Chapter 23, Problem 23.88P

(a)

Interpretation Introduction

Interpretation:

For the given complex the orbital splitting diagram has to be drawn using spectrochemial series.

  ${\left[Cr{(H_{2}O)}_6\right]}^{3+}$

Concept introduction:

The element in the periodic table and count its position in the respective transition series. These elements are in Periods 5 and 6, so the general configuration is

  $\left[noblegas\right]n{s}^2\left(n-1\right)d^x.$

The spectrochemical series is

  $I^{-}<C{l}^{-}<F^{-}<O{H}^{-}<H_{2}O<SC{N}^{-}<en<N{O}_2^{-}<C{N}^{-}<CO$

Explanation of Solution

Electron configuration of $Cr:\left[Ar\right]4s^{1}3d^5$

Charge on $Cr$: The aqua ligands are neutral, so the charge on $Cris+3.$

Electron configuration of $C{r}^{3+}:\left[Ar\right]3d^3$

Six ligands indicate an octahedral arrangement.  Using Hund’s rule, fill the lower energy

$t_{2}g$ orbitals first, filling empty orbitals before pairing electrons within an orbital.

(b)

Interpretation Introduction

Interpretation:

For the given complex the orbital splitting diagram has to be drawn using spectrochemial series.

  ${\left[Cu{(H_{2}O)}_4\right]}^{2+}$

Concept introduction:

The element in the periodic table and count its position in the respective transition series. These elements are in Periods 5 and 6, so the general configuration is

  $\left[noblegas\right]n{s}^2\left(n-1\right)d^x.$

The spectrochemical series is

  $I^{-}<C{l}^{-}<F^{-}<O{H}^{-}<H_{2}O<SC{N}^{-}<en<N{O}_2^{-}<C{N}^{-}<CO$

Explanation of Solution

Electron configuration of $Cu:\left[Ar\right]4s^{1}3d^{10}$

Charge on $Cu$: The aqua ligands are neutral, so $Cu$ has a +2 charge.

Electron configuration of $C{u}^{2+}:\left[Ar\right]3d^9$

Four ligands and a $d^9$ configuration indicate a square planar geometry (only filled d sublevel ions exhibit tetrahedral geometry).  Use Hund’s rule to fill in the nine d electrons.  Thus, the correct orbital-energy splitting diagram shows one unpaired electron.   

(c)

Interpretation Introduction

Interpretation:

For the given complex the orbital splitting diagram has to be drawn using spectrochemial series.
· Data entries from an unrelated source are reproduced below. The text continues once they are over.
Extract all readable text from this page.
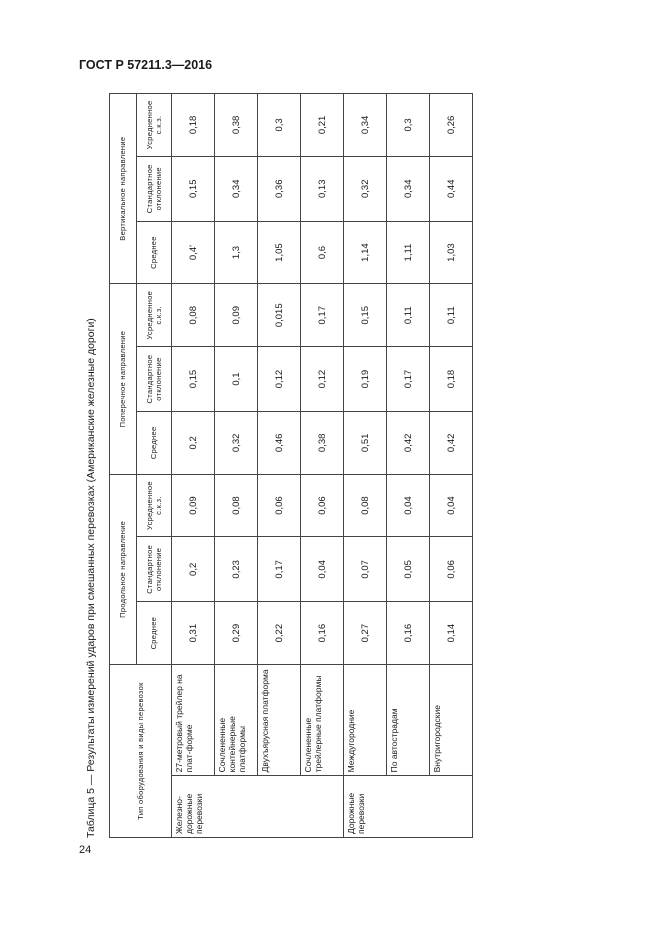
ГОСТ Р 57211.3—2016
24
Таблица 5 — Результаты измерений ударов при смешанных перевозках (Американские железные дороги)	Тип оборудования и виды перевозок		Продольное направление			Поперечное направление			Вертикальное направление		
		Среднее	Стандартное отклонение	Усредненное с.к.з.	Среднее	Стандартное отклонение	Усредненное с.к.з.	Среднее	Стандартное отклонение	Усредненное с.к.з.
Железно-дорожные перевозки	27-метровый трейлер на плат-форме	0,31	0,2	0,09	0,2	0,15	0,08	0,4'	0,15	0,18
	Сочлененные контейнерные платформы	0,29	0,23	0,08	0,32	0,1	0,09	1,3	0,34	0,38
	Двухъярусная платформа	0,22	0,17	0,06	0,46	0,12	0,015	1,05	0,36	0,3
	Сочлененные трейлерные платформы	0,16	0,04	0,06	0,38	0,12	0,17	0,6	0,13	0,21
Дорожные перевозки	Междугородние	0,27	0,07	0,08	0,51	0,19	0,15	1,14	0,32	0,34
	По автострадам	0,16	0,05	0,04	0,42	0,17	0,11	1,11	0,34	0,3
	Внутригородские	0,14	0,06	0,04	0,42	0,18	0,11	1,03	0,44	0,26
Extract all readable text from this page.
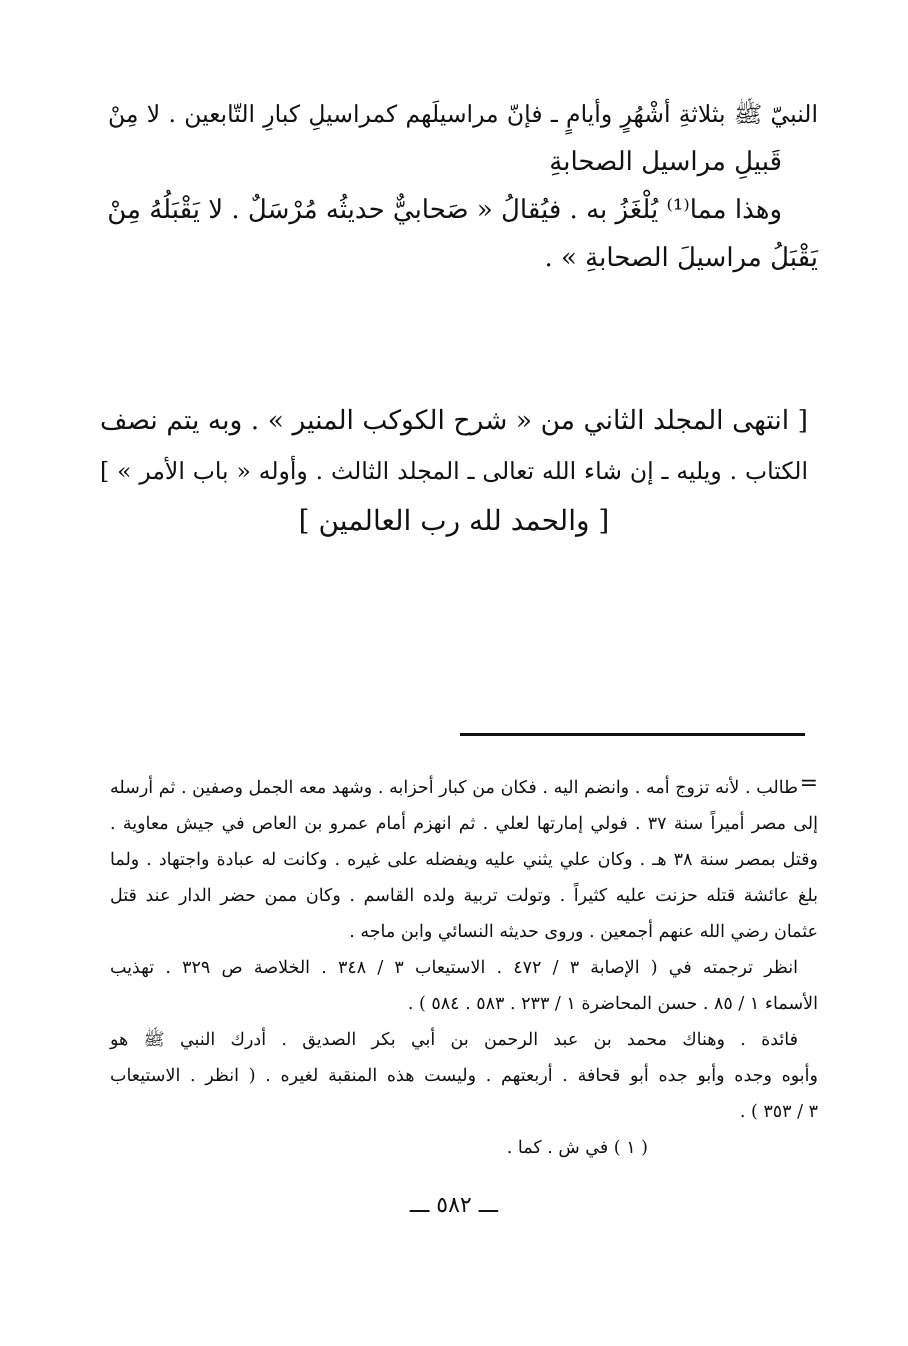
النبيّ ﷺ بثلاثةِ أشْهُرٍ وأيامٍ ـ فإنّ مراسيلَهم كمراسيلِ كبارِ التّابعين . لا مِنْ
قَبيلِ مراسيل الصحابةِ
وهذا مما⁽¹⁾ يُلْغَزُ به . فيُقالُ « صَحابيٌّ حديثُه مُرْسَلٌ . لا يَقْبَلُهُ مِنْ
يَقْبَلُ مراسيلَ الصحابةِ » .
[ انتهى المجلد الثاني من « شرح الكوكب المنير » . وبه يتم نصف
الكتاب . ويليه ـ إن شاء الله تعالى ـ المجلد الثالث . وأوله « باب الأمر » ]
[ والحمد لله رب العالمين ]
=
طالب . لأنه تزوج أمه . وانضم اليه . فكان من كبار أحزابه . وشهد معه الجمل وصفين . ثم أرسله
إلى مصر أميراً سنة ٣٧ . فولي إمارتها لعلي . ثم انهزم أمام عمرو بن العاص في جيش معاوية .
وقتل بمصر سنة ٣٨ هـ . وكان علي يثني عليه ويفضله على غيره . وكانت له عبادة واجتهاد . ولما
بلغ عائشة قتله حزنت عليه كثيراً . وتولت تربية ولده القاسم . وكان ممن حضر الدار عند قتل
عثمان رضي الله عنهم أجمعين . وروى حديثه النسائي وابن ماجه .
انظر ترجمته في ( الإصابة ٣ / ٤٧٢ . الاستيعاب ٣ / ٣٤٨ . الخلاصة ص ٣٢٩ . تهذيب
الأسماء ١ / ٨٥ . حسن المحاضرة ١ / ٢٣٣ . ٥٨٣ . ٥٨٤ ) .
فائدة . وهناك محمد بن عبد الرحمن بن أبي بكر الصديق . أدرك النبي ﷺ هو
وأبوه وجده وأبو جده أبو قحافة . أربعتهم . وليست هذه المنقبة لغيره . ( انظر . الاستيعاب
٣ / ٣٥٣ ) .
( ١ ) في ش . كما .
ـــ ٥٨٢ ـــ
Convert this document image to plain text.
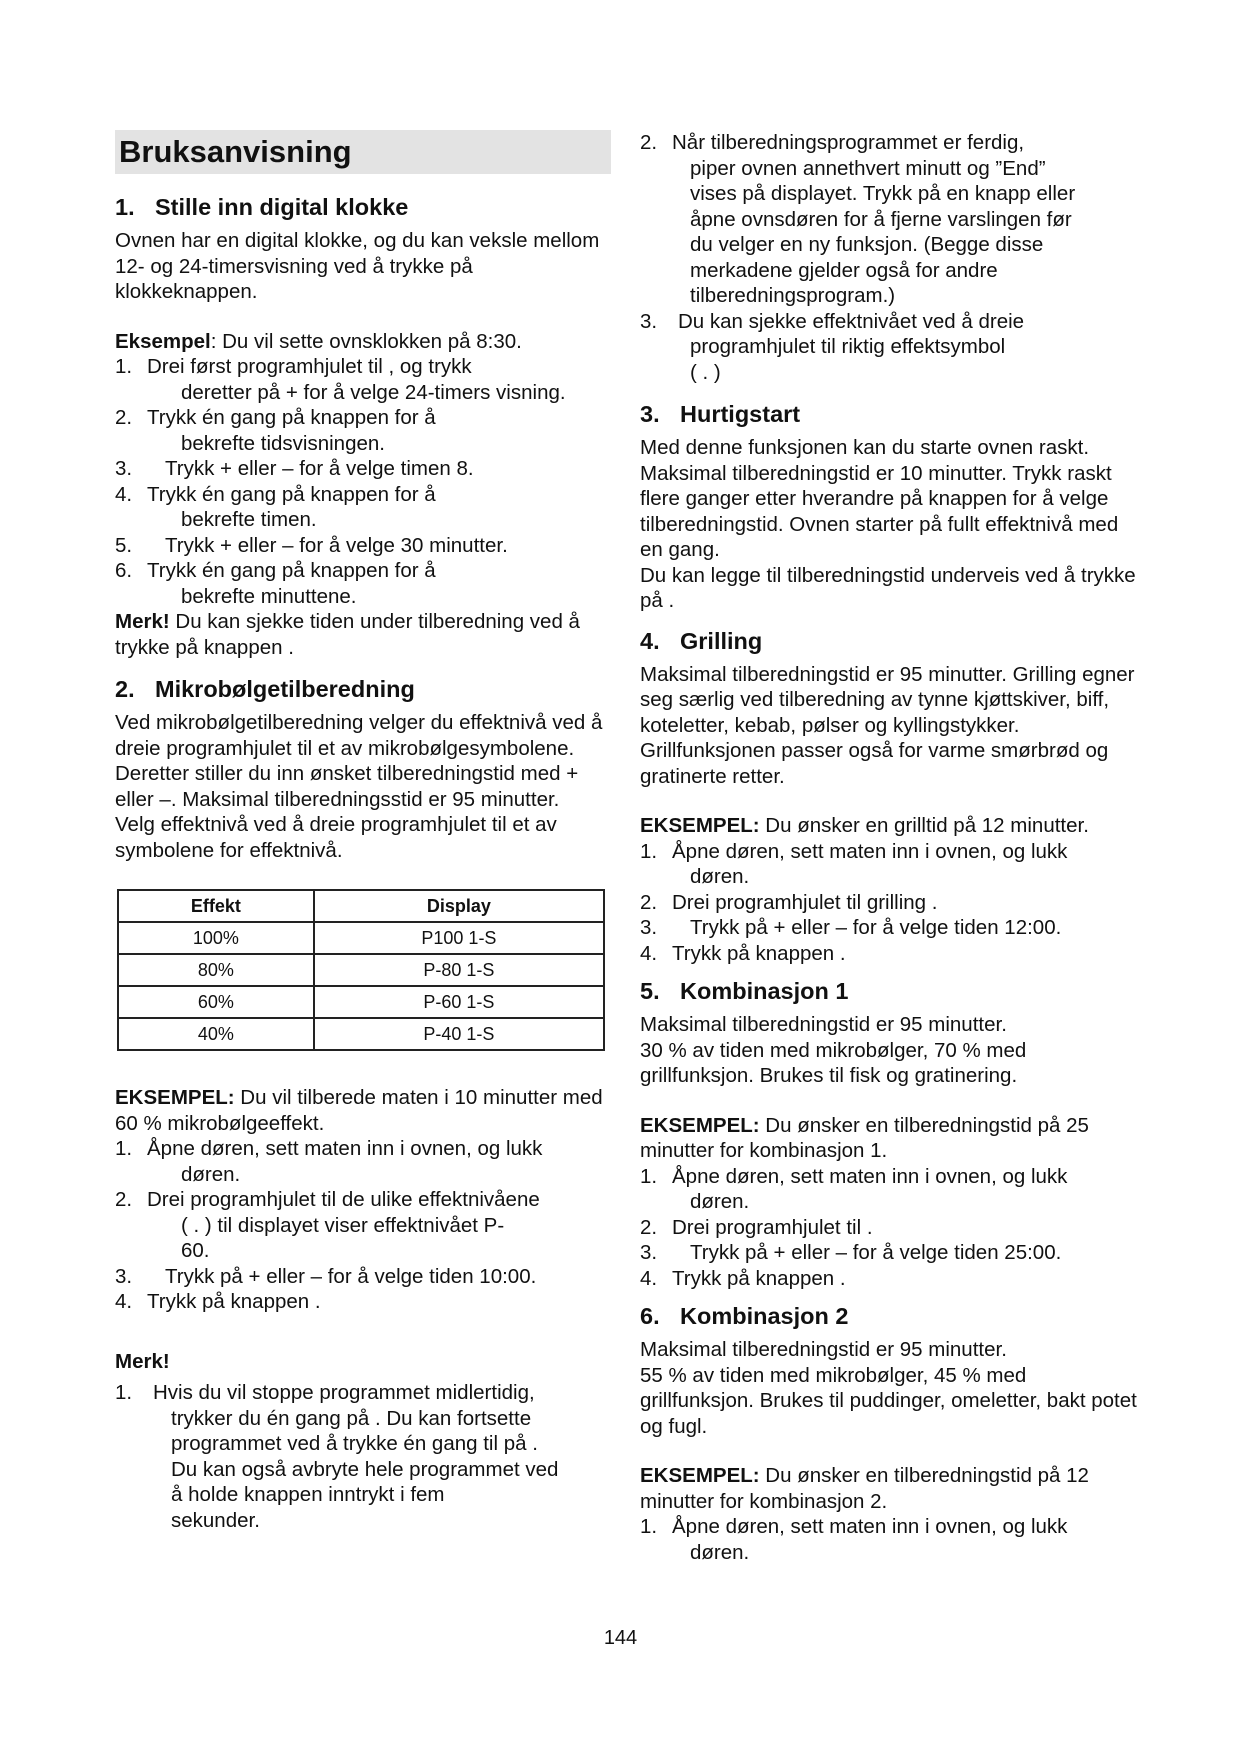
Bruksanvisning
1. Stille inn digital klokke

Ovnen har en digital klokke, og du kan veksle mellom 12- og 24-timersvisning ved å trykke på klokkeknappen.

Eksempel: Du vil sette ovnsklokken på 8:30.

1. Drei først programhjulet til , og trykk
deretter på + for å velge 24-timers visning.
2. Trykk én gang på knappen for å
bekrefte tidsvisningen.
3.	Trykk + eller – for å velge timen 8.
4. Trykk én gang på knappen for å
bekrefte timen.
5.	Trykk + eller – for å velge 30 minutter.
6. Trykk én gang på knappen for å
bekrefte minuttene.

Merk! Du kan sjekke tiden under tilberedning ved å trykke på knappen .

2. Mikrobølgetilberedning

Ved mikrobølgetilberedning velger du effektnivå ved å dreie programhjulet til et av mikrobølgesymbolene. Deretter stiller du inn ønsket tilberedningstid med + eller –. Maksimal tilberedningsstid er 95 minutter.

Velg effektnivå ved å dreie programhjulet til et av symbolene for effektnivå.

Effekt	Display
100%	P100 1-S
80%	P-80 1-S
60%	P-60 1-S
40%	P-40 1-S

EKSEMPEL: Du vil tilberede maten i 10 minutter med 60 % mikrobølgeeffekt.

1. Åpne døren, sett maten inn i ovnen, og lukk
døren.
2. Drei programhjulet til de ulike effektnivåene
( . ) til displayet viser effektnivået P-
60.
3.	Trykk på + eller – for å velge tiden 10:00.
4. Trykk på knappen .

Merk!

1. Hvis du vil stoppe programmet midlertidig,
trykker du én gang på . Du kan fortsette
programmet ved å trykke én gang til på .
Du kan også avbryte hele programmet ved
å holde knappen inntrykt i fem
sekunder.
2. Når tilberedningsprogrammet er ferdig,
piper ovnen annethvert minutt og ”End”
vises på displayet. Trykk på en knapp eller
åpne ovnsdøren for å fjerne varslingen før
du velger en ny funksjon. (Begge disse
merkadene gjelder også for andre
tilberedningsprogram.)
3. Du kan sjekke effektnivået ved å dreie
programhjulet til riktig effektsymbol
( . )
3. Hurtigstart

Med denne funksjonen kan du starte ovnen raskt. Maksimal tilberedningstid er 10 minutter. Trykk raskt flere ganger etter hverandre på knappen for å velge tilberedningstid. Ovnen starter på fullt effektnivå med en gang.

Du kan legge til tilberedningstid underveis ved å trykke på .

4. Grilling

Maksimal tilberedningstid er 95 minutter. Grilling egner seg særlig ved tilberedning av tynne kjøttskiver, biff, koteletter, kebab, pølser og kyllingstykker. Grillfunksjonen passer også for varme smørbrød og gratinerte retter.

EKSEMPEL: Du ønsker en grilltid på 12 minutter.

1. Åpne døren, sett maten inn i ovnen, og lukk
døren.
2. Drei programhjulet til grilling .
3.	Trykk på + eller – for å velge tiden 12:00.
4. Trykk på knappen .
5. Kombinasjon 1

Maksimal tilberedningstid er 95 minutter.

30 % av tiden med mikrobølger, 70 % med grillfunksjon. Brukes til fisk og gratinering.

EKSEMPEL: Du ønsker en tilberedningstid på 25 minutter for kombinasjon 1.

1. Åpne døren, sett maten inn i ovnen, og lukk
døren.
2. Drei programhjulet til .
3.	Trykk på + eller – for å velge tiden 25:00.
4. Trykk på knappen .
6. Kombinasjon 2

Maksimal tilberedningstid er 95 minutter.

55 % av tiden med mikrobølger, 45 % med grillfunksjon. Brukes til puddinger, omeletter, bakt potet og fugl.

EKSEMPEL: Du ønsker en tilberedningstid på 12 minutter for kombinasjon 2.

1. Åpne døren, sett maten inn i ovnen, og lukk
døren.
144
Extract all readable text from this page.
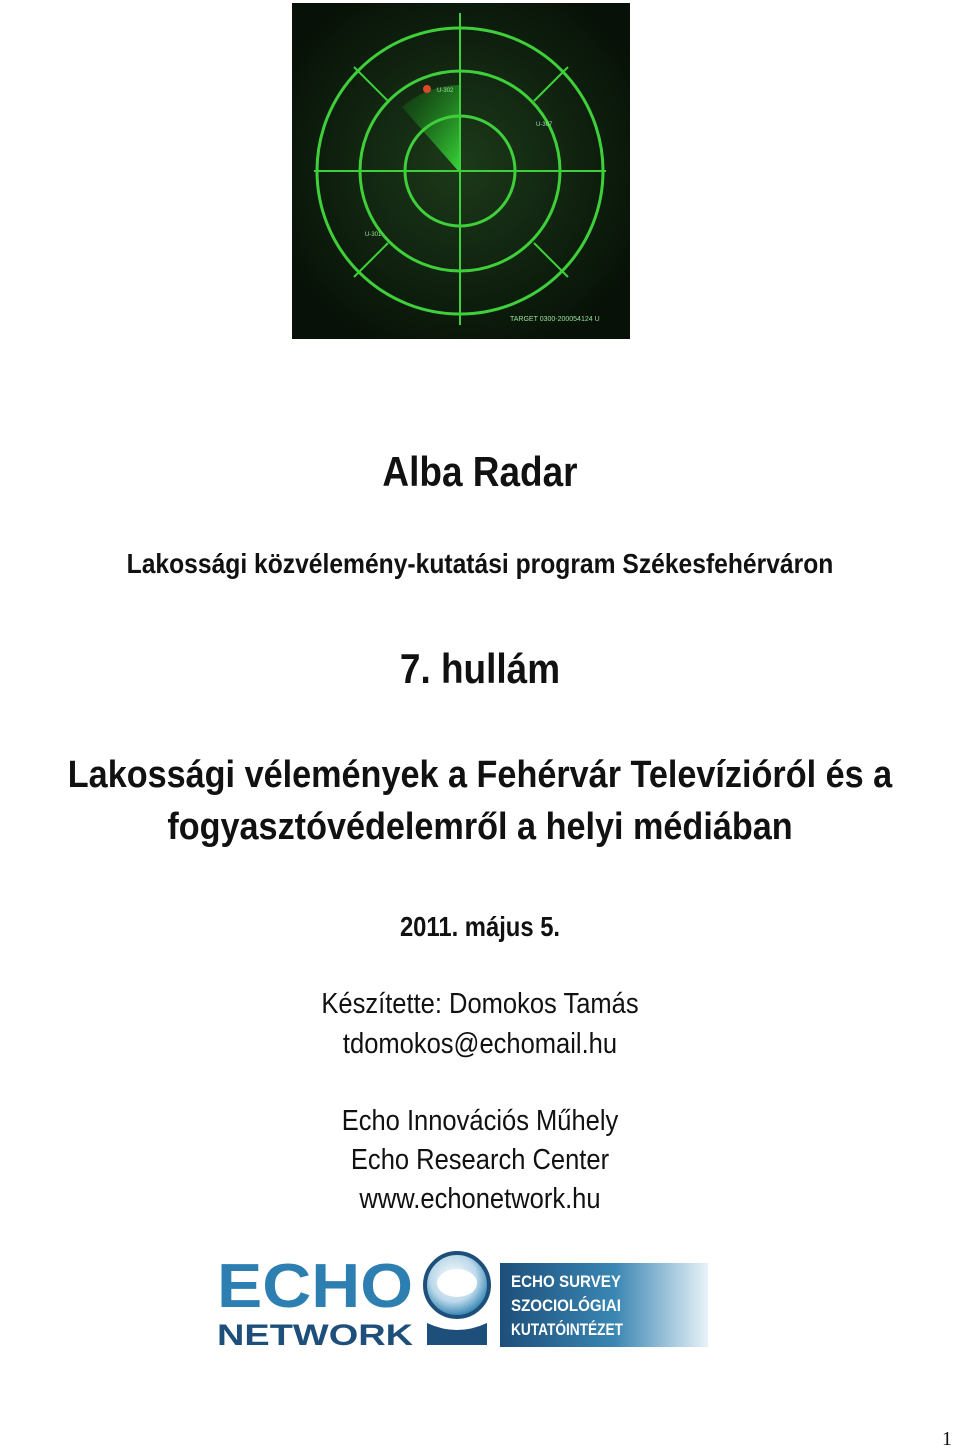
U-302
U-307
U-301
TARGET 0300-200054124 U
Alba Radar
Lakossági közvélemény-kutatási program Székesfehérváron
7. hullám
Lakossági vélemények a Fehérvár Televízióról és a
fogyasztóvédelemről a helyi médiában
2011. május 5.
Készítette: Domokos Tamás
tdomokos@echomail.hu
Echo Innovációs Műhely
Echo Research Center
www.echonetwork.hu
ECHO
NETWORK
ECHO SURVEY
SZOCIOLÓGIAI
KUTATÓINTÉZET
1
  ${\left[Fe{F}_6\right]}^{3-}$

Concept introduction:

The element in the periodic table and count its position in the respective transition series. These elements are in Periods 5 and 6, so the general configuration is

  $\left[noblegas\right]n{s}^2\left(n-1\right)d^x.$

The spectrochemical series is

  $I^{-}<C{l}^{-}<F^{-}<O{H}^{-}<H_{2}O<SC{N}^{-}<en<N{O}_2^{-}<C{N}^{-}<CO$

Explanation of Solution

Electron configuration of $Fe:\left[Ar\right]4s^{2}3d^6$

Charge on $Fe$: Each fluoride ligand has a –1 charge for a total charge of –6, so $Fe$ has a +3 charge to make the overall complex charge equal to –3.

Electron configuration of $F{e}^{3+}:\left[Ar\right]3d^5$

Six ligands indicate an octahedral arrangement.  Use Hund’s rule to fill the orbitals.

F– is a weak-field ligand, so the splitting energy, Δ, is not large enough to overcome the resistance to electron pairing.  The electrons remain unpaired, and the complex is called high-spin.